There is a growing scientific interest and public debate on the potential contributions that Local Food Systems (LFS) and Short Food Supply Chains (SFSCs) can make towards overcoming sustainability challenges and creating societal impact. In the case of Turkey, where local agricultural systems are particularly vulnerable, lacking of resilience and innovative capacity, understanding the governance mechanisms of SFSCs would have strong implications for policy making. To this end, our aim in this study is to explore the mechanisms through which civil society driven SFSCs are governed in the city of Izmir (Turkey), referring to the actors involved in the process, institutional frameworks that are adopted and challenges experienced, that could inform policy discussions towards establishing more sustainable local food systems. In this direction, the questions we aim to answer are: (1) what are the mechanisms through which community level SFSCs are initiated and governed, (2) how collaboration takes place within these groups and through which processes, and finally (3) what the outcomes of these processes are, with respect to individual, community and local impacts experienced on the ground, and challenges associated with them.

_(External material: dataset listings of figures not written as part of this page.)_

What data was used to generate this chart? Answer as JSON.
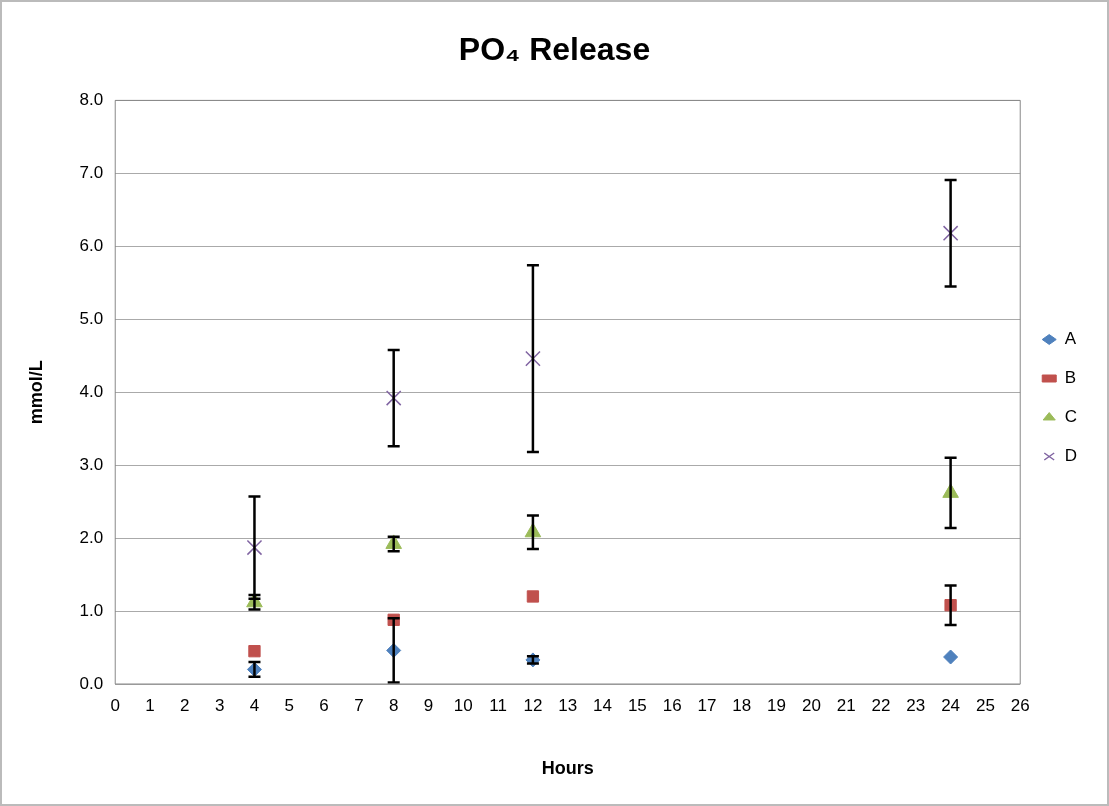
{
  "chart_data": {
    "type": "scatter",
    "title": "PO₄ Release",
    "xlabel": "Hours",
    "ylabel": "mmol/L",
    "x": [
      4,
      8,
      12,
      24
    ],
    "series": [
      {
        "name": "A",
        "color": "#4f81bd",
        "marker": "diamond",
        "values": [
          0.2,
          0.46,
          0.33,
          0.37
        ],
        "errors": [
          0.1,
          0.44,
          0.05,
          null
        ]
      },
      {
        "name": "B",
        "color": "#c0504d",
        "marker": "square",
        "values": [
          0.45,
          0.88,
          1.2,
          1.08
        ],
        "errors": [
          null,
          null,
          null,
          0.27
        ]
      },
      {
        "name": "C",
        "color": "#9bbb59",
        "marker": "triangle",
        "values": [
          1.12,
          1.92,
          2.08,
          2.62
        ],
        "errors": [
          0.1,
          0.1,
          0.23,
          0.48
        ]
      },
      {
        "name": "D",
        "color": "#8064a2",
        "marker": "cross",
        "values": [
          1.87,
          3.92,
          4.46,
          6.18
        ],
        "errors": [
          0.7,
          0.66,
          1.28,
          0.73
        ]
      }
    ],
    "xlim": [
      0,
      26
    ],
    "xticks": [
      0,
      1,
      2,
      3,
      4,
      5,
      6,
      7,
      8,
      9,
      10,
      11,
      12,
      13,
      14,
      15,
      16,
      17,
      18,
      19,
      20,
      21,
      22,
      23,
      24,
      25,
      26
    ],
    "ylim": [
      0,
      8
    ],
    "yticks": [
      {
        "value": 0,
        "label": "0.0"
      },
      {
        "value": 1,
        "label": "1.0"
      },
      {
        "value": 2,
        "label": "2.0"
      },
      {
        "value": 3,
        "label": "3.0"
      },
      {
        "value": 4,
        "label": "4.0"
      },
      {
        "value": 5,
        "label": "5.0"
      },
      {
        "value": 6,
        "label": "6.0"
      },
      {
        "value": 7,
        "label": "7.0"
      },
      {
        "value": 8,
        "label": "8.0"
      }
    ],
    "grid": "y",
    "legend": "right"
  }
}
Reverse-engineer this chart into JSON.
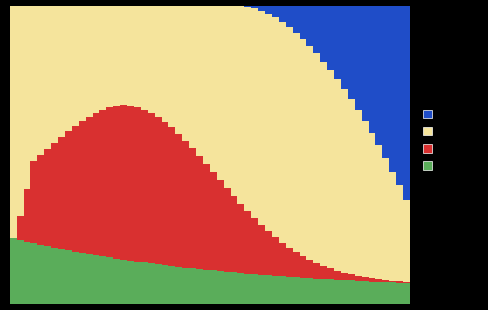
{
  "n_bars": 58,
  "colors": [
    "#1f4dc8",
    "#f5e49c",
    "#d93030",
    "#5aad5a"
  ],
  "background": "#000000",
  "plot_background": "#ffffff",
  "bar_width": 1.0,
  "ylim": [
    0,
    100
  ]
}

We use a descriptive case study methodology, to study seven SFSC initiatives (four food community networks, two farmers’ markets and a local shop) in the city of Izmir; and collect data through qualitative semi-structured in-depth interviews (41 with producers, 32 with consumers, 11 with coordinators and 5 with experts). Our findings suggest that different mechanisms are at play within our cases, depending on aspects including their governing structures and their way and purpose of operation. While farmers had difficulties relying solely on their income from these initiatives for their livelihoods, organizational challenges experienced by food communities were mainly related to difficulties associated to managing tasks on a voluntary basis. Moreover, arriving at a shared understanding about mutual goals, in addition to finding a way to include stakeholders in the process, were among the most prevalent challenges of all initiatives.